Building relationships
Although FAME Center is not faith-based, members of the board of directors are believers, and Fortson practices the “relationship evangelism” she saw modeled and preached by Dr. Joe Stowell, former president of Moody.
Sheila Fortson ’03 loves offering arts and music to underserved youth.
“I get the opportunity to share my faith by just opening our doors to people from all walks of life—people, teachers, and students from a variety of backgrounds,” she said. “We get an opportunity to show people who Jesus is by just building a relationship with them and them seeing Christ in us.”

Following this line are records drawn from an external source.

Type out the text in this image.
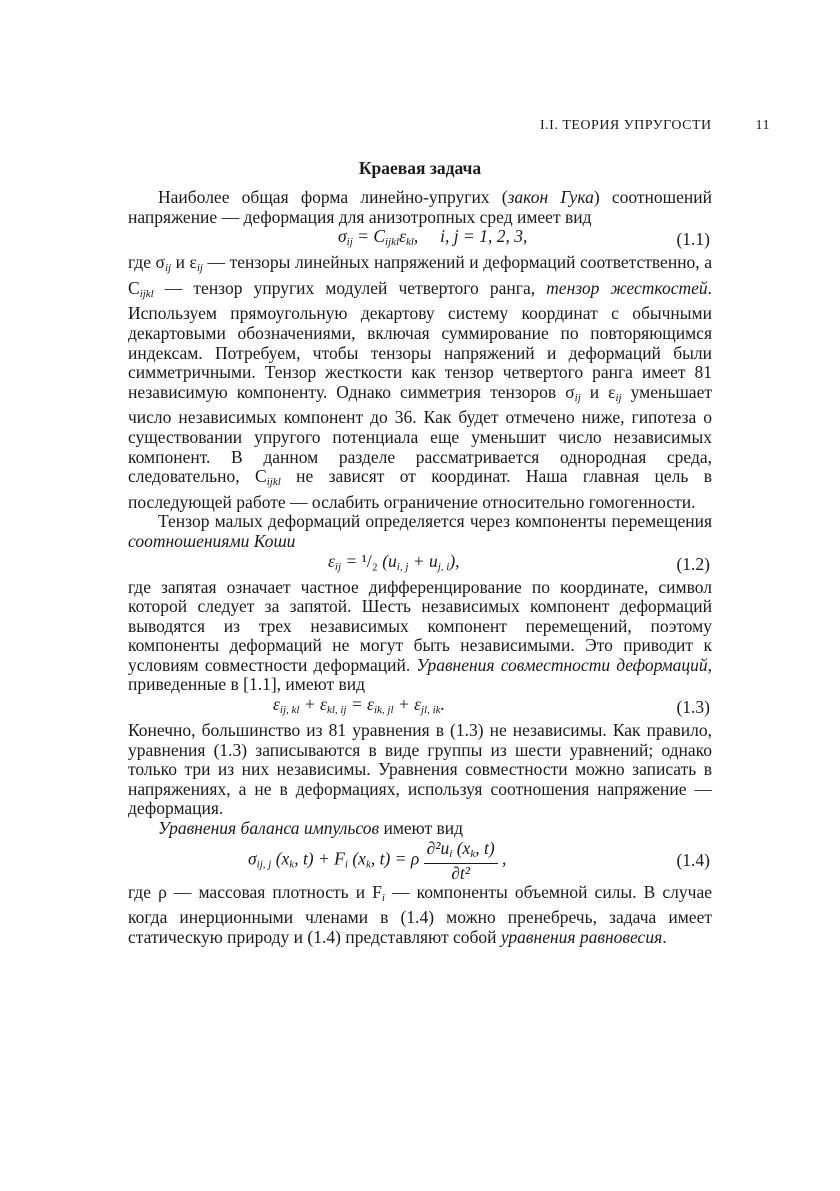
I.I. ТЕОРИЯ УПРУГОСТИ	11
Краевая задача

Наиболее общая форма линейно-упругих (закон Гука) соотношений напряжение — деформация для анизотропных сред имеет вид

$\sigma_{ij} = C_{ijkl}\varepsilon_{kl}$,     i, j = 1, 2, 3,	(1.1)

где $\sigma_{ij}$ и $\varepsilon_{ij}$ — тензоры линейных напряжений и деформаций соответственно, а $C_{ijkl}$ — тензор упругих модулей четвертого ранга, тензор жесткостей. Используем прямоугольную декартову систему координат с обычными декартовыми обозначениями, включая суммирование по повторяющимся индексам. Потребуем, чтобы тензоры напряжений и деформаций были симметричными. Тензор жесткости как тензор четвертого ранга имеет 81 независимую компоненту. Однако симметрия тензоров $\sigma_{ij}$ и $\varepsilon_{ij}$ уменьшает число независимых компонент до 36. Как будет отмечено ниже, гипотеза о существовании упругого потенциала еще уменьшит число независимых компонент. В данном разделе рассматривается однородная среда, следовательно, $C_{ijkl}$ не зависят от координат. Наша главная цель в последующей работе — ослабить ограничение относительно гомогенности.

Тензор малых деформаций определяется через компоненты перемещения соотношениями Коши

$\varepsilon_{ij} = ^1/_2$ $(u_{i, j} + u_{j, i})$,	(1.2)

где запятая означает частное дифференцирование по координате, символ которой следует за запятой. Шесть независимых компонент деформаций выводятся из трех независимых компонент перемещений, поэтому компоненты деформаций не могут быть независимыми. Это приводит к условиям совместности деформаций. Уравнения совместности деформаций, приведенные в [1.1], имеют вид

$\varepsilon_{ij, kl} + \varepsilon_{kl, ij} = \varepsilon_{ik, jl} + \varepsilon_{jl, ik}$.	(1.3)

Конечно, большинство из 81 уравнения в (1.3) не независимы. Как правило, уравнения (1.3) записываются в виде группы из шести уравнений; однако только три из них независимы. Уравнения совместности можно записать в напряжениях, а не в деформациях, используя соотношения напряжение — деформация.

Уравнения баланса импульсов имеют вид

$\sigma_{ij, j}$ ($x_k$, $t) + F_i$ ($x_k$, t) = ρ $\frac{\partial^2u_i (x_k, t)}{\text{∂t²}}$ ,	(1.4)

где ρ — массовая плотность и $F_i$ — компоненты объемной силы. В случае когда инерционными членами в (1.4) можно пренебречь, задача имеет статическую природу и (1.4) представляют собой уравнения равновесия.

That may mean telling people about her church or that she’s praying for them or remembering to give the glory to the Lord first.
“In a day and age where people want to know who you are first—before they may want to know what you believe—we need to live it out first,” she said, “and develop relationships with people where, when the time is right, we get a chance to share what we believe. Then it’s up to the Lord. It’s not our job to save people, it’s His job. We just have to be salt and light.”